Etki ve sonuçları itibariyle; mobil arabağlantı ücretlerindeki düşüş trendinin, mobil elektronik haberleşme piyasasında etkin piyasa gücüne sahip işletmecinin perakende tarifeleri vasıtasıyla pazardaki üstün konumunu daha da güçlendirmesini önlemesi ve rekabet ortamının sağlanması bakımından olumlu etkileri söz konusudur. Büyük işletmecinin abonelerini kendine bağımlı kılan ve şebeke içi konuşmaya teşvik eden, aynı zamanda diğer işletmecilerin söz konusu işletmeci ile rekabet edebilmesine engel teşkil eden bu durumun giderilmesi bakımından değerlendirildiğinde, arabağlantı ücretlerinin maliyet esaslı belirlenmesi daha da önemli hale gelmektedir.
Diğer taraftan, arabağlantı ücretleri mümkün olduğunca maliyet esaslı belirlendiğinde rekabetin önündeki önemli bir engel kaldırılmış olacak; piyasada faaliyette bulunan pek çok işletmecinin en çok şikayette bulunduğu şebeke içi-şebekeler arası ücret farklılıkları dolaylı olarak azaltılmış olacak ve ilgili pazarda daha adil bir rekabet ortamı sağlanarak nihai olarak tüketici menfaatleri korunmuş olacaktır.

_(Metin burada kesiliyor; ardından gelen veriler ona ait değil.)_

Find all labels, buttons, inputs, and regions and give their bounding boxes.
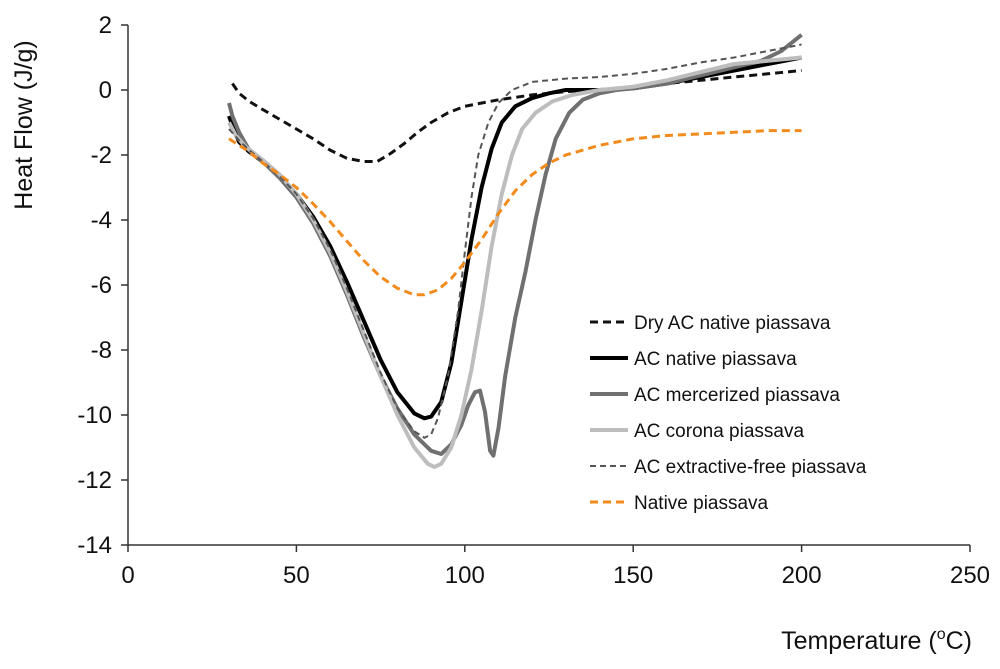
legend-label: AC mercerized piassava bbox=[634, 385, 840, 406]
series-line-4 bbox=[227, 55, 802, 469]
legend: Dry AC native piassava AC native piassava… bbox=[590, 313, 867, 514]
y-tick-label: -14 bbox=[77, 532, 112, 559]
x-axis-title-main: Temperature ( bbox=[781, 627, 937, 655]
legend-label: Native piassava bbox=[634, 493, 769, 514]
legend-label: AC native piassava bbox=[634, 349, 797, 370]
x-tick-label: 50 bbox=[283, 562, 310, 589]
series-line-5 bbox=[228, 43, 802, 439]
x-tick-label: 150 bbox=[613, 562, 653, 589]
series-line-1 bbox=[231, 69, 802, 163]
y-axis-title: Heat Flow (J/g) bbox=[10, 40, 38, 209]
legend-label: AC extractive-free piassava bbox=[634, 457, 867, 478]
legend-label: AC corona piassava bbox=[634, 421, 804, 442]
y-tick-label: -2 bbox=[91, 142, 112, 169]
x-axis-title: Temperature (oC) bbox=[781, 626, 972, 655]
y-tick-label: -8 bbox=[91, 337, 112, 364]
y-tick-label: 2 bbox=[99, 12, 112, 39]
series-line-6 bbox=[228, 129, 802, 297]
x-axis-title-sup: o bbox=[937, 626, 946, 643]
x-tick-label: 200 bbox=[782, 562, 822, 589]
legend-label: Dry AC native piassava bbox=[634, 313, 831, 334]
y-tick-label: -4 bbox=[91, 207, 112, 234]
x-tick-label: 0 bbox=[121, 562, 134, 589]
y-tick-label: -6 bbox=[91, 272, 112, 299]
x-axis-title-suffix: C) bbox=[946, 627, 972, 655]
x-tick-label: 100 bbox=[445, 562, 485, 589]
y-ticks: 2 0 -2 -4 -6 -8 -10 -12 -14 bbox=[77, 12, 128, 559]
y-tick-label: -10 bbox=[77, 402, 112, 429]
x-ticks: 0 50 100 150 200 250 bbox=[121, 545, 990, 589]
y-tick-label: 0 bbox=[99, 77, 112, 104]
plot-lines bbox=[227, 33, 803, 469]
x-tick-label: 250 bbox=[950, 562, 990, 589]
y-tick-label: -12 bbox=[77, 467, 112, 494]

Maliyet analizlerinde ve ücretlerin düzenlenmesinde nihai amaç rekabetin sağlanması ve tüketicilerin korunmasıdır. Arabağlantı ücretlerinin yüksek olması da, çapraz sübvansiyon, yıkıcı fiyatlama, aşırı fiyatlama gibi rekabet ihlallerini dolaylı veya doğrudan ilgilendirmekte; sonuç olarak da rekabetin engellenmesine ve tüketicilere yansıtılan fiyatların yüksek olmasına neden olabilmektedir. Son tahlilde, rekabetin sağlanması ve tüketicinin korunması için özellikle arabağlantı çağrı sonlandırma ücretlerinin maliyet bazlı düzenlenmesi ve bu suretle çapraz sübvansiyona, aşırı fiyatlamaya ve fiyat sıkıştırmasına engel olunması gerekmektedir.

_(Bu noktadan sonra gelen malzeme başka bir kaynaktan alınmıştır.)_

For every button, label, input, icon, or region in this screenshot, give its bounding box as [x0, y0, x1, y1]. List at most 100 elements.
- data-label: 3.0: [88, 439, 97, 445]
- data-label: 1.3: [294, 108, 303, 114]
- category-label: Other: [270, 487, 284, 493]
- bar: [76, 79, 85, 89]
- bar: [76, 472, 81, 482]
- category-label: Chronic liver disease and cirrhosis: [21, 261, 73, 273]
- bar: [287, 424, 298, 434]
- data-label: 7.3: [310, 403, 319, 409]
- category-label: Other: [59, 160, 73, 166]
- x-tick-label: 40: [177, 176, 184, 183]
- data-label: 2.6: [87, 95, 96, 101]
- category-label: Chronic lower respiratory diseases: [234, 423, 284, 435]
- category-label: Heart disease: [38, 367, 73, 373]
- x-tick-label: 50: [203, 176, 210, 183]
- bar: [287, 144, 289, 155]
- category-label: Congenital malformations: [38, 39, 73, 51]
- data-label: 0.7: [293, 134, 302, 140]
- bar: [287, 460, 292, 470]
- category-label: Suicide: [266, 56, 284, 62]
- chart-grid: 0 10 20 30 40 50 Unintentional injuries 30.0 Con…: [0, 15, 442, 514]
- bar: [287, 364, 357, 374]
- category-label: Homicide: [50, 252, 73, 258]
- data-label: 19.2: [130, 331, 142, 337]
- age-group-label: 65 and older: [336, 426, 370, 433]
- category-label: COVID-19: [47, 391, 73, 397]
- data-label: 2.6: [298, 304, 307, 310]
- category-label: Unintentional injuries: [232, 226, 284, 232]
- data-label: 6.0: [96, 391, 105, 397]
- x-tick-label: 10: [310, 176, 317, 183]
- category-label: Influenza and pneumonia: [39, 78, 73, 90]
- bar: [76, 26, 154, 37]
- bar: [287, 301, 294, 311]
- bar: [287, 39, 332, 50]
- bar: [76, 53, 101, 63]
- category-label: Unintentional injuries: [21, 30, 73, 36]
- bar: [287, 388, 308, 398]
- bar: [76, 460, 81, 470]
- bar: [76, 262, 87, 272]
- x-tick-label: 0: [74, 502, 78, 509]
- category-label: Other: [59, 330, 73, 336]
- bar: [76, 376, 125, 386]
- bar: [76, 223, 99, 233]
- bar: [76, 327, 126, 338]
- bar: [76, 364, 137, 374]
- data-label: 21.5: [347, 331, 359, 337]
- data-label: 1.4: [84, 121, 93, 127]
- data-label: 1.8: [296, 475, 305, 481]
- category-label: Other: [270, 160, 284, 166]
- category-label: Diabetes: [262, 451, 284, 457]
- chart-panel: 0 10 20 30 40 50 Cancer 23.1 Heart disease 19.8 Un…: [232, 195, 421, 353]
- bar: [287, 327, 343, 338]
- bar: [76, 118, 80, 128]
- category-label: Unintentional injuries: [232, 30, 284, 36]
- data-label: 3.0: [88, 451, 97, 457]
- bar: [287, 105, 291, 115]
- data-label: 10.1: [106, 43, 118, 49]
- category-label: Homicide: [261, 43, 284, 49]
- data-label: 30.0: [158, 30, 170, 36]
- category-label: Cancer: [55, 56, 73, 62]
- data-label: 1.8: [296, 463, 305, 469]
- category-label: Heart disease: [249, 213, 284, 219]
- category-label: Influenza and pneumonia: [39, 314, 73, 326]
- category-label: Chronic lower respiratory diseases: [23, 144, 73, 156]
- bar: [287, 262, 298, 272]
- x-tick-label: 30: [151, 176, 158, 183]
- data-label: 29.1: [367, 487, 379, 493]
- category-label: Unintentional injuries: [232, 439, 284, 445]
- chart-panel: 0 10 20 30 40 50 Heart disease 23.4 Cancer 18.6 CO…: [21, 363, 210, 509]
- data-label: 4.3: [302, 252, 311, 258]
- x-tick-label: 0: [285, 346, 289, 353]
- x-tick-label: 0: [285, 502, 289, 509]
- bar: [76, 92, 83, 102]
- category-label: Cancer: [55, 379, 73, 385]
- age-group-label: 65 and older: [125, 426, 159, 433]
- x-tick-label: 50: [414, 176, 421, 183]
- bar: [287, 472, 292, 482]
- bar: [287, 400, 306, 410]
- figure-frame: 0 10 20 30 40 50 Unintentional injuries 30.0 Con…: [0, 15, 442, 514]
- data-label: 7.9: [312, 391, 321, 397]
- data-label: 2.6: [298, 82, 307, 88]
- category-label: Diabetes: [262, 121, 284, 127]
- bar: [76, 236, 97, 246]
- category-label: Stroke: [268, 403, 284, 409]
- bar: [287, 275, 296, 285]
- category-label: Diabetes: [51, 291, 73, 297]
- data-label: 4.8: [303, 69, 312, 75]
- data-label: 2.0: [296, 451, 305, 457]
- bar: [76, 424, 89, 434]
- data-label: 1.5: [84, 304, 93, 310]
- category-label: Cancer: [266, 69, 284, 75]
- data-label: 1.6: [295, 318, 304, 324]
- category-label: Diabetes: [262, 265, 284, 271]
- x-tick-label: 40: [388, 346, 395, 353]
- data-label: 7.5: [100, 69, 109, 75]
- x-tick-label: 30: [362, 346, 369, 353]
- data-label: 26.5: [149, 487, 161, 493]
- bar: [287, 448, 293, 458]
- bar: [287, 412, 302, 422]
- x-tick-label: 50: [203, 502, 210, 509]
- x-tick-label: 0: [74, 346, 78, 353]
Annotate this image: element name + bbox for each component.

Sonuçları itibari ile arabağlantı ücretleri 2009 yılında yaklaşık yüzde 30 düşmesine rağmen şebekeler arası trafiğin artmasına bağlı olarak arabağlantı trafiği de hızlı bir şekilde artmıştır. Diğer bir ifade ile, rekabetin önündeki en büyük engellerden birisi olan arabağlantı ücretlerinin düşmesi halinde kullanıcılar arasındaki çağrı trafiğine, dolayısı ile arabağlantı trafiğinin artmasına bağlı olarak abone başına aylık trafik ve gelir azalmaksızın toplam trafiğin artması sağlanabilmektedir. Nitekim 2009 yılında abone başına aylık kullanım miktarı bir önceki yıla göre ortalama olarak yaklaşık yüzde 50 oranında artmış, bu durumun hem tüketicilere hem de sektörde faaliyet gösteren işletmecilere yönelik önemli faydaları olmuştur.

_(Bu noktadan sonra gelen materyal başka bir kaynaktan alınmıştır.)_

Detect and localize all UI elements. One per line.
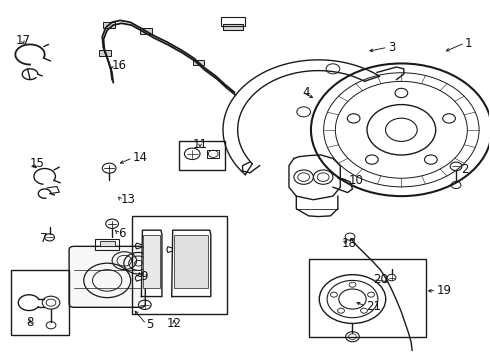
Text: 16: 16 [112, 59, 127, 72]
Text: 19: 19 [437, 284, 452, 297]
Bar [179, 140, 225, 170]
Bar [223, 24, 243, 30]
Bar [99, 50, 111, 55]
Bar [143, 234, 160, 288]
Text: 10: 10 [348, 174, 364, 186]
Bar [95, 239, 120, 250]
Text: 1: 1 [465, 36, 472, 50]
Bar [140, 28, 152, 34]
FancyBboxPatch shape [69, 246, 146, 307]
Text: 9: 9 [140, 270, 147, 283]
Text: 2: 2 [461, 163, 468, 176]
Text: 7: 7 [40, 231, 47, 244]
Text: 15: 15 [30, 157, 45, 170]
Text: 14: 14 [133, 151, 147, 164]
Text: 13: 13 [121, 193, 136, 206]
Text: 3: 3 [388, 41, 395, 54]
Bar [193, 60, 204, 66]
Bar [174, 234, 208, 288]
Text: 21: 21 [366, 300, 381, 313]
Text: 12: 12 [167, 317, 182, 330]
Text: 18: 18 [342, 237, 357, 250]
Text: 17: 17 [15, 34, 30, 48]
Text: 11: 11 [193, 138, 208, 151]
Bar [100, 241, 115, 246]
Bar [103, 22, 115, 28]
Text: 6: 6 [118, 226, 125, 239]
Bar [207, 150, 219, 158]
Text: 4: 4 [303, 86, 310, 99]
Text: 8: 8 [26, 316, 34, 329]
Bar [132, 216, 227, 315]
Bar [309, 259, 426, 337]
Bar [220, 17, 245, 26]
Bar [11, 270, 69, 335]
Text: 5: 5 [147, 318, 154, 331]
Text: 20: 20 [373, 273, 388, 286]
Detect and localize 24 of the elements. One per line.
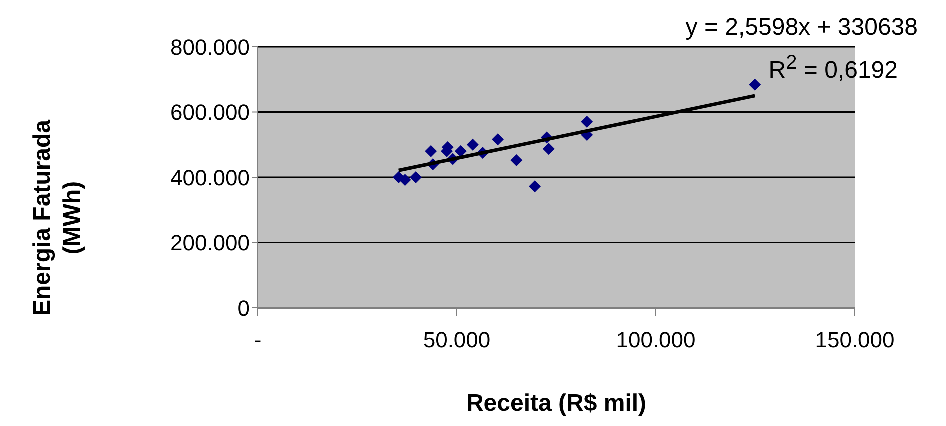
x-tick-label: 100.000: [616, 328, 696, 353]
point: [542, 143, 555, 156]
y-tick-label: 600.000: [170, 100, 250, 126]
point: [399, 174, 412, 186]
point: [466, 138, 479, 151]
annotation: R$^{2}$ = 0,6192: [768, 52, 898, 85]
y-axis-title: Energia Faturada (MWh): [28, 118, 87, 318]
x-tick-label: 50.000: [423, 328, 491, 353]
x-tick-label: -: [254, 328, 262, 353]
point: [581, 116, 594, 128]
x-axis-title: Receita (R$ mil): [465, 390, 648, 418]
point: [454, 145, 467, 158]
point: [425, 145, 438, 158]
text: y = 2,5598x + 330638: [686, 14, 918, 42]
y-tick-label: 800.000: [170, 34, 250, 60]
y-tick-label: 400.000: [170, 165, 250, 190]
y-tick-label: 200.000: [170, 230, 250, 256]
y-tick-label: 0: [238, 296, 250, 321]
point: [492, 134, 504, 146]
point: [529, 180, 542, 193]
point: [510, 154, 523, 167]
point: [749, 78, 762, 91]
x-tick-label: 150.000: [815, 328, 895, 353]
point: [410, 172, 422, 184]
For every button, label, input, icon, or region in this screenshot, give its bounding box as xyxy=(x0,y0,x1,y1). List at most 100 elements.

5809 sayılı Elektronik Haberleşme Kanunu’nun ‘İlkeler’ başlıklı 4’üncü maddesi (a), (b) ve (ç) bendlerinde sırasıyla,
“Serbest ve etkin rekabet ortamının sağlanması ve korunması”, “Tüketici hak ve menfaatlerinin gözetilmesi”, “Herkesin, makul bir ücret karşılığında elektronik haberleşme şebeke ve hizmetlerinden yararlanmasını sağlayacak uygulamaların teşvik edilmesi” elektronik haberleşme hizmetinin sunulmasında ve bu hususta yapılacak düzenlemelerde göz önüne alınacak ilkeler arasında sayılmaktadır. Anılan Kanunun 6’ncı maddesinin 1’inci fıkrasının;
(a) bendinde “Elektronik haberleşme sektöründe; rekabeti tesis etmeye ve korumaya, rekabeti engelleyici, bozucu veya kısıtlayıcı uygulamaların giderilmesine yönelik düzenlemeleri yapmak, bu amaçla ilgili pazarlarda etkin piyasa gücüne sahip işletmecilere ve gerekli hallerde diğer işletmecilere yükümlülükler getirmek ve mevzuatın öngördüğü tedbirleri almak”;
(j) bendinde “kullanıcılara ve erişim kapsamında diğer işletmecilere uygulanacak tarifelere, sözleşme hükümlerine, teknik hususlara ve görev alanına giren diğer konulara ilişkin genel kriterler ile uygulama usul ve esaslarını belirlemek, tarifeleri onaylamak, tarifelerin denetlenmesine ilişkin düzenlemeleri yapmak” Kurumumuzun görev ve yetkileri arasında zikredilmiştir.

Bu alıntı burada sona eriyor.